[P]olitical professionals expect more from a mainstream candidate such as Perry. After Perry’s birther Parade, strategist Karl Rove lectured his one-time friend Monday in a Fox News appearance. "You associate yourself with a nutty view like that and you damage yourself," he said. Rove added that the pandering to Trump "starts to marginalize you in the minds of some of the people whom you need in order to get the election."
Perry knows this. Perry, almost assuredly, huddled with "political professionals" before tipping his certifiably lunatic hand to Parade magazine. Yet Perry himself is a professional, which qualifies his lunacy. He knows that birtherism is crazy, whereas the peculiar audience to which he's pandering doesn't know nuts from prime rib.
But when one is a Republican presidential candidate and one is miserably down in tin-foiled, evangelical Iowa, one often does what one needs to do -- drool whole puddles of the wildly preposterous.
That doesn't mean, however, that one's drooling is inherently or necessarily enthusiastic (in some cases it does: see M. Bachmann). If Mitt Romney, for example, were abysmally down in polling, he might be tempted at the urging of political professionals to say that he possesses no "definitive answer" to, let's say, 9/11 Truthers, merely to pump up his lunatic-base numbers. As he premeditated it, Romney would resist every letter of that ambiguous wording, and again later, as he heard himself -- although this is profoundly unlikely -- uttering it.

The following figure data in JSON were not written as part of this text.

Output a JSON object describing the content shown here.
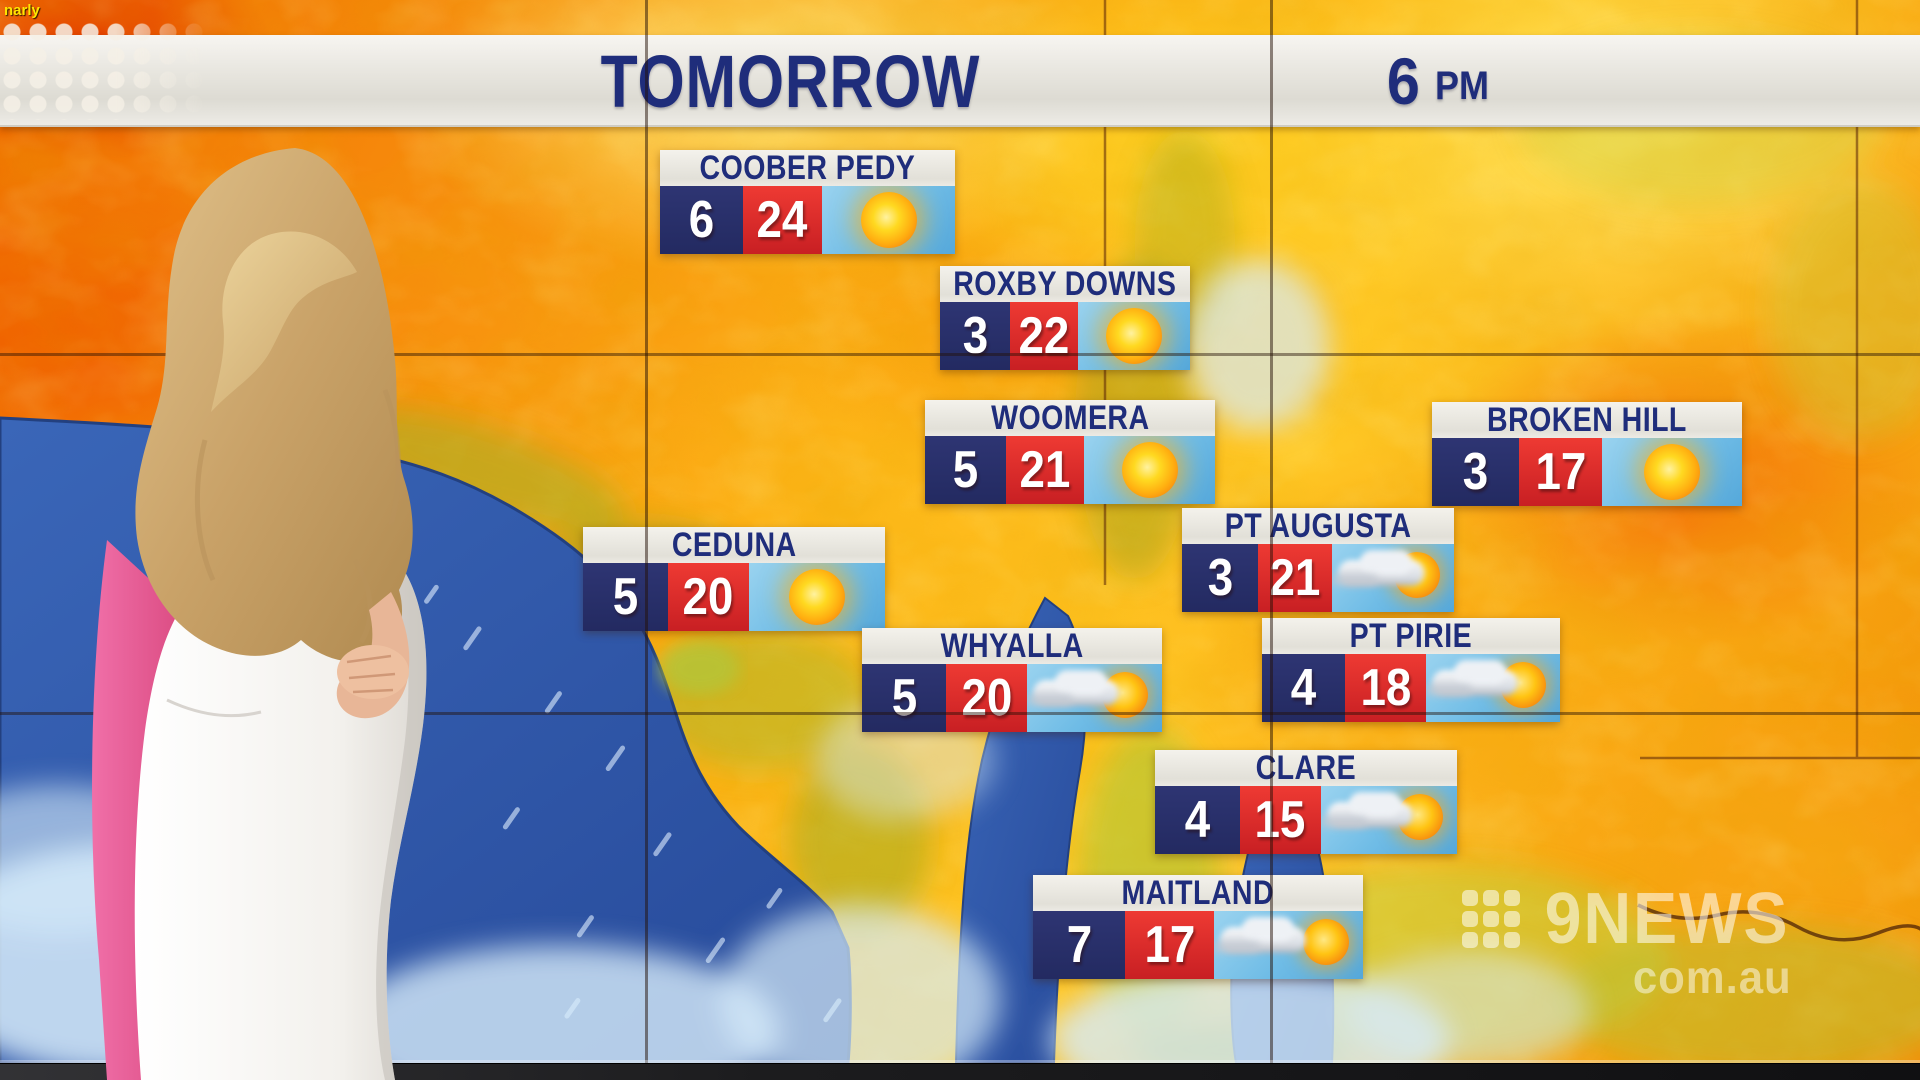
{
  "overlay": {
    "corner_tag": "narly"
  },
  "header": {
    "title": "TOMORROW",
    "time": {
      "hour": "6",
      "meridiem": "PM"
    }
  },
  "stations": [
    {
      "name": "COOBER PEDY",
      "low": "6",
      "high": "24",
      "condition": "sunny"
    },
    {
      "name": "ROXBY DOWNS",
      "low": "3",
      "high": "22",
      "condition": "sunny"
    },
    {
      "name": "WOOMERA",
      "low": "5",
      "high": "21",
      "condition": "sunny"
    },
    {
      "name": "BROKEN HILL",
      "low": "3",
      "high": "17",
      "condition": "sunny"
    },
    {
      "name": "CEDUNA",
      "low": "5",
      "high": "20",
      "condition": "sunny"
    },
    {
      "name": "PT AUGUSTA",
      "low": "3",
      "high": "21",
      "condition": "partly-cloudy"
    },
    {
      "name": "WHYALLA",
      "low": "5",
      "high": "20",
      "condition": "partly-cloudy"
    },
    {
      "name": "PT PIRIE",
      "low": "4",
      "high": "18",
      "condition": "partly-cloudy"
    },
    {
      "name": "CLARE",
      "low": "4",
      "high": "15",
      "condition": "partly-cloudy"
    },
    {
      "name": "MAITLAND",
      "low": "7",
      "high": "17",
      "condition": "partly-cloudy"
    }
  ],
  "watermark": {
    "network": "9NEWS",
    "domain": "com.au"
  },
  "colors": {
    "navy_box": "#272e68",
    "red_box": "#d92b29",
    "title_text": "#1f2d7b",
    "banner_bg": "#e9e7e1",
    "sky_top": "#9ad3ef",
    "sky_bottom": "#55a8da",
    "ocean": "#2d55a8",
    "terrain_hot": "#f78d0d",
    "pink_dress_edge": "#e64b8d"
  }
}
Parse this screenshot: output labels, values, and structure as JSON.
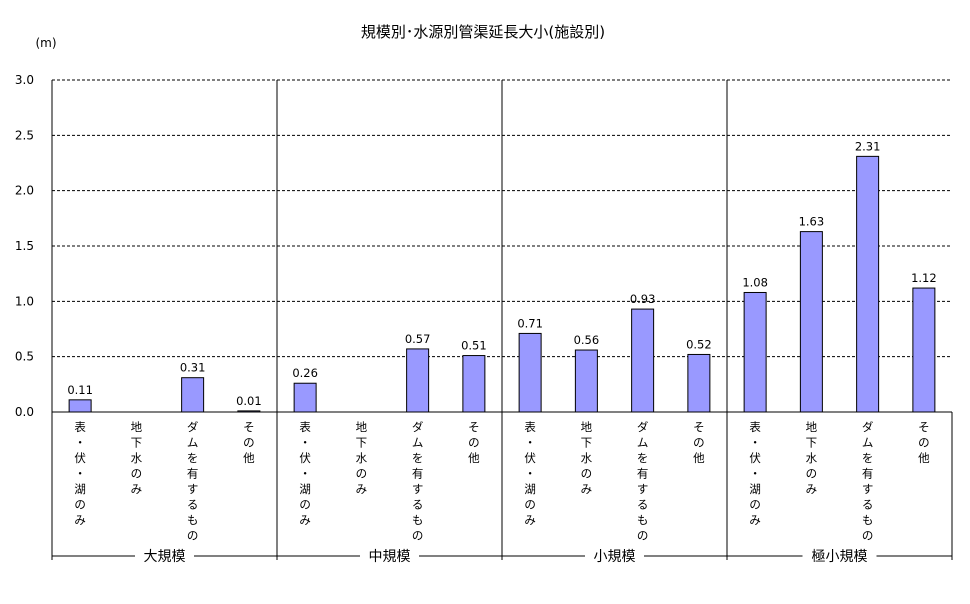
{
  "chart_data": {
    "type": "bar",
    "title": "規模別･水源別管渠延長大小(施設別)",
    "unit_label": "(m)",
    "ylim": [
      0,
      3.0
    ],
    "yticks": [
      "0.0",
      "0.5",
      "1.0",
      "1.5",
      "2.0",
      "2.5",
      "3.0"
    ],
    "grid": "horizontal dashed",
    "bar_color": "#9999ff",
    "groups": [
      {
        "name": "大規模",
        "categories": [
          "表・伏・湖のみ",
          "地下水のみ",
          "ダムを有するもの",
          "その他"
        ],
        "values": [
          0.11,
          null,
          0.31,
          0.01
        ],
        "labels": [
          "0.11",
          "",
          "0.31",
          "0.01"
        ]
      },
      {
        "name": "中規模",
        "categories": [
          "表・伏・湖のみ",
          "地下水のみ",
          "ダムを有するもの",
          "その他"
        ],
        "values": [
          0.26,
          null,
          0.57,
          0.51
        ],
        "labels": [
          "0.26",
          "",
          "0.57",
          "0.51"
        ]
      },
      {
        "name": "小規模",
        "categories": [
          "表・伏・湖のみ",
          "地下水のみ",
          "ダムを有するもの",
          "その他"
        ],
        "values": [
          0.71,
          0.56,
          0.93,
          0.52
        ],
        "labels": [
          "0.71",
          "0.56",
          "0.93",
          "0.52"
        ]
      },
      {
        "name": "極小規模",
        "categories": [
          "表・伏・湖のみ",
          "地下水のみ",
          "ダムを有するもの",
          "その他"
        ],
        "values": [
          1.08,
          1.63,
          2.31,
          1.12
        ],
        "labels": [
          "1.08",
          "1.63",
          "2.31",
          "1.12"
        ]
      }
    ]
  }
}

Romney, however, would also be intelligent enough to know what Karl Rove knows: one is then stuck with one's own words in the far saner primary states, not to mention the general election. Kaboom.
Perry? He's simply not as bright as the ineffably elastic Romney -- and God knows he's more desperate. Yet that doesn't necessarily mean that Perry is enthusiastic about peddling crazy.
I offer this merely as a defense of common politics, which, like it or not, is all politics.